I do not wish to put the sins of the world onto Mr. Mom's shoulders. The basic nugget of "wife can do everything, feckless husband is lucky not to set the children on fire the first day he's alone with them" is a hoary old staple of every sitcom made through the 1990s. And the double-barreled sexism of the plot, being that men are infants, but women really had ought not to be out of the home (at least the ending, which puts a relieved stop to the farce by getting everybody mostly back on traditional grounds, isn't quite as reductive in the execution as the rest of the film) is hardly any less common. It's just that it all appears so quaint now that it's hard to think about anything else.

But quaint or not, it's just a routine comic plot whipped up into an amenable time-waster by Hughes and director Stan Dragoti with maximum efficiency and little imagination; the characterisations are a bit stronger than they need to be to fulfill the bare-bones function of the form, which has a bit to do with Hughes and a lot to do with Keaton, whose all-encompassing geniality was his greatest asset in the days before he met Tim Burton and decided to push himself as an actor into some twisted places. Garr isn't there for much besides playing the Teri Garr character, though that's all the script requires; Jillian's take on a middle-age suburban vamp is probably the film's strongest secret weapon, though she doesn't get all that much screentime.

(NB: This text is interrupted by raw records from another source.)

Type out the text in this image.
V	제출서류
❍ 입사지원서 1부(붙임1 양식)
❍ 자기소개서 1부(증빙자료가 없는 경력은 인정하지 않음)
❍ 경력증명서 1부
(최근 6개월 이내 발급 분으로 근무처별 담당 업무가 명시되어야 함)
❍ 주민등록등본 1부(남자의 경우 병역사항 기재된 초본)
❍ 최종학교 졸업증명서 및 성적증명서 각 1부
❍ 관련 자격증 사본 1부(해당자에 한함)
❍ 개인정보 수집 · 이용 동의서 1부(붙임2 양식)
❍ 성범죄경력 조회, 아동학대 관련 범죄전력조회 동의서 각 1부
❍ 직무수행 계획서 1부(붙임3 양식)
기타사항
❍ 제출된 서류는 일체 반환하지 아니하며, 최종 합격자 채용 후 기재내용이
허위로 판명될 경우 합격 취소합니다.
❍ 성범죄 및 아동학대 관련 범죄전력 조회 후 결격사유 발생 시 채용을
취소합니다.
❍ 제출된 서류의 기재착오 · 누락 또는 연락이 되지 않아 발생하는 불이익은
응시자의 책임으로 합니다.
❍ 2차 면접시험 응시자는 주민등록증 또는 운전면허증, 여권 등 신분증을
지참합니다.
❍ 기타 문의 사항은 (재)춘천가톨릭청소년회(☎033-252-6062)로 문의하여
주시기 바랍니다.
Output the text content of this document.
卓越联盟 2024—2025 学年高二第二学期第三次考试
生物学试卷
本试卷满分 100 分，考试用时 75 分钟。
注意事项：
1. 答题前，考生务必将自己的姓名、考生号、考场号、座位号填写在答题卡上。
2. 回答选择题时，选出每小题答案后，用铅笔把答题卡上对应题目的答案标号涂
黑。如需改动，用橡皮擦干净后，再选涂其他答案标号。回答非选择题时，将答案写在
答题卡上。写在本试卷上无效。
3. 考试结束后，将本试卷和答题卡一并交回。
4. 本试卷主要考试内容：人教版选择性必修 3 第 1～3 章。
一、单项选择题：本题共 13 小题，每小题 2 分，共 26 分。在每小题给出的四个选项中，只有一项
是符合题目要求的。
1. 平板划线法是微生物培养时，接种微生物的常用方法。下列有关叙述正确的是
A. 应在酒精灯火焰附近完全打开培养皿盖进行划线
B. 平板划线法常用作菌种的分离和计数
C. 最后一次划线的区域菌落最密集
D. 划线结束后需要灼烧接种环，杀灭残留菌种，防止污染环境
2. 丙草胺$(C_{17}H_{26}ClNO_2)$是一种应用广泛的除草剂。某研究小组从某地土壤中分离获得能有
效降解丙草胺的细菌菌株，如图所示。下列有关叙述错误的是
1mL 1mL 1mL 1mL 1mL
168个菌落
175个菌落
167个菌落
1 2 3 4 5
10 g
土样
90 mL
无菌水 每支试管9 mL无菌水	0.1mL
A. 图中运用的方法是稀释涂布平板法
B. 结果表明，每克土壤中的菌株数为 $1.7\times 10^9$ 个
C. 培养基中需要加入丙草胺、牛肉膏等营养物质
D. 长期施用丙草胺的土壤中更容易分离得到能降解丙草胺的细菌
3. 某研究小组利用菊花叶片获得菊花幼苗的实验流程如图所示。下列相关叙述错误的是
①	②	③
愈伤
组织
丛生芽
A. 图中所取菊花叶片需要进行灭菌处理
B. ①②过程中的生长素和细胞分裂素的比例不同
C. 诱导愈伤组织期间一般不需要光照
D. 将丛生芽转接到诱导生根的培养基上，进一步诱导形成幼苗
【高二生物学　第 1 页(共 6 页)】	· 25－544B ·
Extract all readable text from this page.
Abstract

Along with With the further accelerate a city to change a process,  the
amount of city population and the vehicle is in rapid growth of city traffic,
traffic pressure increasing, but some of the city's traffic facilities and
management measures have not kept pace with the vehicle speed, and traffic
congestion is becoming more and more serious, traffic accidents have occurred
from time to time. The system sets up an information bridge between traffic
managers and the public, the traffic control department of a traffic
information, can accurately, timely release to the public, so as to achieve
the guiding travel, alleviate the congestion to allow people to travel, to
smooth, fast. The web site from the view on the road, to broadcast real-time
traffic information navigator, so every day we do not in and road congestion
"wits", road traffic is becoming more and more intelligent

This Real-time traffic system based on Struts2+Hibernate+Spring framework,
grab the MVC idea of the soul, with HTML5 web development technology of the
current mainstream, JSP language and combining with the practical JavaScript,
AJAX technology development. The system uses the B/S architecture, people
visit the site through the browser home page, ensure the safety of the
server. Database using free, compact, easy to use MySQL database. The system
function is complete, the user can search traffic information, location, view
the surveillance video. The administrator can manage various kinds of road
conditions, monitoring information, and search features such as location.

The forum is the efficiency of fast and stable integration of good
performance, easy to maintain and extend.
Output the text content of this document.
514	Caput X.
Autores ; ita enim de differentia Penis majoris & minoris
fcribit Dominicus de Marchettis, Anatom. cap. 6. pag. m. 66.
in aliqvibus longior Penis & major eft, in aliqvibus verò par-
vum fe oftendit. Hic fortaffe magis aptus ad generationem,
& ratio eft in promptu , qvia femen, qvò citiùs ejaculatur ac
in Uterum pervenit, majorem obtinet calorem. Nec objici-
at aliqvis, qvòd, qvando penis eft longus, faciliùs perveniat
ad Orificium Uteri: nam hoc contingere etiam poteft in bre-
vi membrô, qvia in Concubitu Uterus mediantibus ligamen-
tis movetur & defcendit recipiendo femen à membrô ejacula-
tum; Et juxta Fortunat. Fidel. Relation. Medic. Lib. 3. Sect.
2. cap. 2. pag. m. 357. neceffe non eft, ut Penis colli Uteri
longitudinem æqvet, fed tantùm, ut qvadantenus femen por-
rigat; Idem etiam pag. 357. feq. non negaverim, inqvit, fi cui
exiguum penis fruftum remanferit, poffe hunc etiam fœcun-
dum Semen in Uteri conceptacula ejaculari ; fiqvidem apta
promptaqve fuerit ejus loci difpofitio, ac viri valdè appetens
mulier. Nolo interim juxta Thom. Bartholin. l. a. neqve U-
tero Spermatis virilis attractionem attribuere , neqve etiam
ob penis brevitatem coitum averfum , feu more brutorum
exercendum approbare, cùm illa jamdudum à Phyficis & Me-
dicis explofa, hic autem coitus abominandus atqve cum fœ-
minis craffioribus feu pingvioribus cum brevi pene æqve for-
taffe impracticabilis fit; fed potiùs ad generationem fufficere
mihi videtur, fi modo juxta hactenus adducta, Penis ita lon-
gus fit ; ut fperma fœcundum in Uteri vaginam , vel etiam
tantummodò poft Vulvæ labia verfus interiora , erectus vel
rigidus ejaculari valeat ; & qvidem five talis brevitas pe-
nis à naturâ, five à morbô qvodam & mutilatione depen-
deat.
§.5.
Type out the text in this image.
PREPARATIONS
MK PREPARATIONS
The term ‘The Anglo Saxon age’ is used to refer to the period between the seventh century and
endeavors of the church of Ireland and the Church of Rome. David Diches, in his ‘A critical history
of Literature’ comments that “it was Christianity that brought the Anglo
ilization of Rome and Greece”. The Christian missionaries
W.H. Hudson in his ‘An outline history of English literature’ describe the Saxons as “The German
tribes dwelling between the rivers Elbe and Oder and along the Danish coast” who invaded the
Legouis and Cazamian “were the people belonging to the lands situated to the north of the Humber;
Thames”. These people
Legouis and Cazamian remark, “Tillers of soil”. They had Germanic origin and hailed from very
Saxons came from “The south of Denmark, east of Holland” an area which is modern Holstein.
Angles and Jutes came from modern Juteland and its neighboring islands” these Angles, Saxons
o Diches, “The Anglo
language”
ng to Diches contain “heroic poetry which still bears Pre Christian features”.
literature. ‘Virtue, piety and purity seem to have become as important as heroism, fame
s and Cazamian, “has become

In the main, though, this is all very familiar and inoffensive and only slightly better than usual, which is undoubtedly why it was a hit (Of course, here in the 21st Century, being better than usual is itself not a requirement for box-office glory. Also, Mr. Mom would probably still have come up to about the same total of $61 million, and would have been nowhere near the Top 10 of the year. I do miss the days when low-key films for adults were big business, even when they weren't particularly creative, important, or memorable. Only two movies broke $100 million at the US box office in 1983, you know: Return of the Jedi and Terms of Endearment - oh, what a different time). Despite all my complaining, it's actually pretty inoffensive: just one of those movies that is lightly amusing and then forgotten. Fortunately for the writer and this retrospective, he was about to make a proper reputation for himself with one of the most beloved comedies of the 1980s.